イギリスの現行紙幣と、その周辺 その4
加藤正宏
先ず兵庫貨幣会の「泉談その221 イギリスの現行紙幣と、その周辺(4)」の内容を削除や追加しながら、70年代の旧紙幣を紹介させてもらう。
兵庫貨幣会誌 昭和57年8月号
旧10ポンド紙幣について
図は10ポンド紙幣の表・中央にあるもので、百合を図案化したものである。その形からイギリス連合王国を形成するウェールズの象徴である水仙あるいは韮ではないかと、筆者は考えていたのであるが、イギリスの知人に問い合わせたところ、百合とのことである。このように指摘されてみると、筆者の考えには少し無理があるのには、すぐ気がつく。というのも、イギリスを象徴するのであれば、2シリング(フローリン)貨や6ペンス貨に見られるように、バラ(イングランドの象徴)、クローバー(アイルランドの象徴)、アザミ(スコットランドの象徴)と共に図案化されなければいけないのであって、ウェールズだけの象徴である水仙が、単独で用いられるのは連合国としては不都合と思われるからである。
百合に思いが及ばなかったのは、イギリスそのものと結びつかなかったからであるが、しかし、百合だとするなら、この百合が10ポンド紙幣の中央にデザインされているいわれがあるはずである。
そこで、よく調べてみると、背面のフローレンス・ナイチンゲールとの結びつきを見いだすことができた。ナイチンゲールが彼女自身の象徴として用いたのが、この百合であったからだ。彼女はこの百合の象徴をフローレンス(フィレンツェ)の都市の紋章から採用したといわれる。というのは、彼女が生まれたのが、近代初めにルネッサンスの中心となった、このフローレンス(フィレンツェ)という都市であったこと、そして当時そこに住んでいた両親が彼女の洗礼名をフローレンスと名付けたからである。
この10ポンド紙幣の背面はナイチンゲールの肖像と、彼女が「クリミアの天使」とか「ランプを持ったレディ」と呼ばれるようになった一場面が描かれている。透かしも20や50ポンドのエリザベス女王と違ってナイチンゲールのそれである。
描かれている場面は「夜中、時々はそれも真夜中、フローレンスは全てが順調に行っているかを見届けるために、足元を照らす小さなランプを持って、見廻るのを常としていた。そのような彼女に荒くれた兵士達は、通り過ぎる彼女の影に口づけをして感謝するのであった。」というようなところであろう。
この引用文は、てんとう虫出版の、右頁が絵になっている子供用の歴史シリーズ『フローレンス・ナイチンゲール』(80年に現地イギリスのナショナル・フォート・ギャラリー書籍部で購入したもの)からの筆者の拙訳によるものである。

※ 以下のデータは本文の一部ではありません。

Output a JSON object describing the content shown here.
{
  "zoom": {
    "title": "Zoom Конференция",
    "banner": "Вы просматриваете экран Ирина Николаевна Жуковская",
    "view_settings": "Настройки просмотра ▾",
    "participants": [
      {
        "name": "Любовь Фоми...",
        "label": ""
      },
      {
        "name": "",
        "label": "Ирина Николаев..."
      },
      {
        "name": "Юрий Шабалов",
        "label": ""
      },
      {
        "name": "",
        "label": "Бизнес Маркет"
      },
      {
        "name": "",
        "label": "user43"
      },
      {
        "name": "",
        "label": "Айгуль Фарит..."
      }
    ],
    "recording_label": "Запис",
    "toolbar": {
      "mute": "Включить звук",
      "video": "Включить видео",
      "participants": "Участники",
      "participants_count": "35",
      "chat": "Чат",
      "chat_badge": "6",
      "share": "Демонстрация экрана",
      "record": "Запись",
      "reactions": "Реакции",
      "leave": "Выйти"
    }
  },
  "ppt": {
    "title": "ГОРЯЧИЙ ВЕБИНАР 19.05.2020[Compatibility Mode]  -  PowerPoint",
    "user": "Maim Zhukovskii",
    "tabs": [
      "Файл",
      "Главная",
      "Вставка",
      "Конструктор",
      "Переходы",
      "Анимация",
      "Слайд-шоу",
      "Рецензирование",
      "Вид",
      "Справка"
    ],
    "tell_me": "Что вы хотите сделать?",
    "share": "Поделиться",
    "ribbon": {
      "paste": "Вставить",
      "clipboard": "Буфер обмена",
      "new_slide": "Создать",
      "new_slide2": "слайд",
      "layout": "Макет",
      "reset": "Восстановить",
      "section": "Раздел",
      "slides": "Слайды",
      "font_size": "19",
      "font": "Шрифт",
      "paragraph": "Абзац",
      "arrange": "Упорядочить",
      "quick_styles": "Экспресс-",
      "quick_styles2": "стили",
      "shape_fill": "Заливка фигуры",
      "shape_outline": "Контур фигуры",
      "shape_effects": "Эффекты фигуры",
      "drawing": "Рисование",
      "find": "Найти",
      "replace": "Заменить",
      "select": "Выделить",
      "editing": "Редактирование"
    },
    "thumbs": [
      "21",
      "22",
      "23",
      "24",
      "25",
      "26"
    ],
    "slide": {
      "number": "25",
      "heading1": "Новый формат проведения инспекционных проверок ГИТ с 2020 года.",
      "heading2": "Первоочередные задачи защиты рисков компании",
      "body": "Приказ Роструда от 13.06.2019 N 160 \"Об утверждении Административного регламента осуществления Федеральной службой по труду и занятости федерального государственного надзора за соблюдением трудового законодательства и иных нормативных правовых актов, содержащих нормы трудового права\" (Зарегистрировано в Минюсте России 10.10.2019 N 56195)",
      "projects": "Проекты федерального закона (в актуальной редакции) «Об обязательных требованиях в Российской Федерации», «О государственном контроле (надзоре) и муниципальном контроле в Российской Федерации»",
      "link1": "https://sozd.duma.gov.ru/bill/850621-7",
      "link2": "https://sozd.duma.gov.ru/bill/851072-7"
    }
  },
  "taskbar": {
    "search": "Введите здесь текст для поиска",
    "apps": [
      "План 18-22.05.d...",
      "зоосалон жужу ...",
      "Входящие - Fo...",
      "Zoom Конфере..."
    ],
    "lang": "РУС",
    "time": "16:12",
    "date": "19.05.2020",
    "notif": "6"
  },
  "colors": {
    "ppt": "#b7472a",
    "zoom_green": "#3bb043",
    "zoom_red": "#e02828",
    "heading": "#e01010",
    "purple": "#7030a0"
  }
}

この表紙の裏書には「世界中の看護婦と病院はイギリスの最も偉大な婦人であるナイチンゲールに恩義をこうむっている。彼女の名はいつもクリミア戦争を通じて連想されているが、それよりも、病院が今日見られるような形に改善されるにいたったのが、彼女の忍耐強い生涯をかけてのとりくみによるものなのだということを連想すべきである。これはその彼女の物語である。」とあり、また本文には、子供の頃の人形を相手とした看護遊びや、犬のケガの手当から始まって、クリミヤ戦争での活躍やその後の活躍を記し、最後に「フローレンス・ナイチンゲールはイングランドばかりでなく、世界中の最も偉大な女性の中でも特に忘れられない存在である。今日の能率的な病院や、献身的な看護婦は不朽の恩義を彼女に負っているからである。これらを通じて、全ての人間がこの偉大な、慈悲深い婦人の影響をこうむっているからである。」という文で終わっている。
日本でも戦前から、彼女のことについて教えられてきたから、80代以上の人は修身の教科書による内容で彼女のことを知っていると思われる。写真はその教科書の一頁を紹介したものである。

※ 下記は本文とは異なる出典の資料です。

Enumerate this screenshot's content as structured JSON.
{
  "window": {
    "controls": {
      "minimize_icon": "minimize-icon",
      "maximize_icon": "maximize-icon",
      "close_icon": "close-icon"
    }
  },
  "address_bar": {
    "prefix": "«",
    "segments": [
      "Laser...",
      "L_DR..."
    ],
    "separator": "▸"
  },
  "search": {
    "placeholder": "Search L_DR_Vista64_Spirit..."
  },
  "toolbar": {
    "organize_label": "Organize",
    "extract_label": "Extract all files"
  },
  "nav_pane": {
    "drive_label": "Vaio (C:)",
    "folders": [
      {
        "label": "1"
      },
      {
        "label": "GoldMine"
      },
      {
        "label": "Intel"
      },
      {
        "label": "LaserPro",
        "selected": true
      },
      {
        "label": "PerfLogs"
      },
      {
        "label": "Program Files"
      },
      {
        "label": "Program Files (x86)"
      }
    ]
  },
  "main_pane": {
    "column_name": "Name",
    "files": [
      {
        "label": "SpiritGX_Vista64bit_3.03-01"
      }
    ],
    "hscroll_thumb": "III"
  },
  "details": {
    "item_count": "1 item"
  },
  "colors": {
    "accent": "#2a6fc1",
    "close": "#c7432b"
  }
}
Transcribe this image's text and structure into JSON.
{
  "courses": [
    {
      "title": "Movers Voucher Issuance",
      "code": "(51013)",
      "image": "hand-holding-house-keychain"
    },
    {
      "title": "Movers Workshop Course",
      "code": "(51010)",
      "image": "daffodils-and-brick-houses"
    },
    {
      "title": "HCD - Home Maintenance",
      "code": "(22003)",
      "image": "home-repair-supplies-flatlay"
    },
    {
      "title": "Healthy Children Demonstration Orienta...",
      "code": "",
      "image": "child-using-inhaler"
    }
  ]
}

この写真の頁とほぼ同じ内容が「ランプを手にした婦人」という見出しで、イギリスの歴史教科書にも記述されている。その記述中に。
「彼女のことを『ランプを手にした婦人』とよんだ。それは、彼女が、彼女の出した指図がことごとく実行されているかどうかを確認するために、夜一番最後に病棟を見廻ることを日々の日課としていたからである。」とあるが、まさに紙幣に描かれたのはこの場面であろう。この「ランプを手にした婦人」という見出しは「病気との闘い 公衆衛生と医学」というタイトルの章の中にある。
個人的な徳の高さを評価する日本(修身教科書では「博愛」という見出しであった)とは違って、イギリスでは社会制度の発展に寄与したことに、評価の対象を置いているようだ。
日本では、まだまだ修身的な見方の彼女のイメージが子供の頃に再生産されているようだ。小学校の高学年の女児の半数くらいが、博愛的な女性としてのイメージで彼女を知っているという。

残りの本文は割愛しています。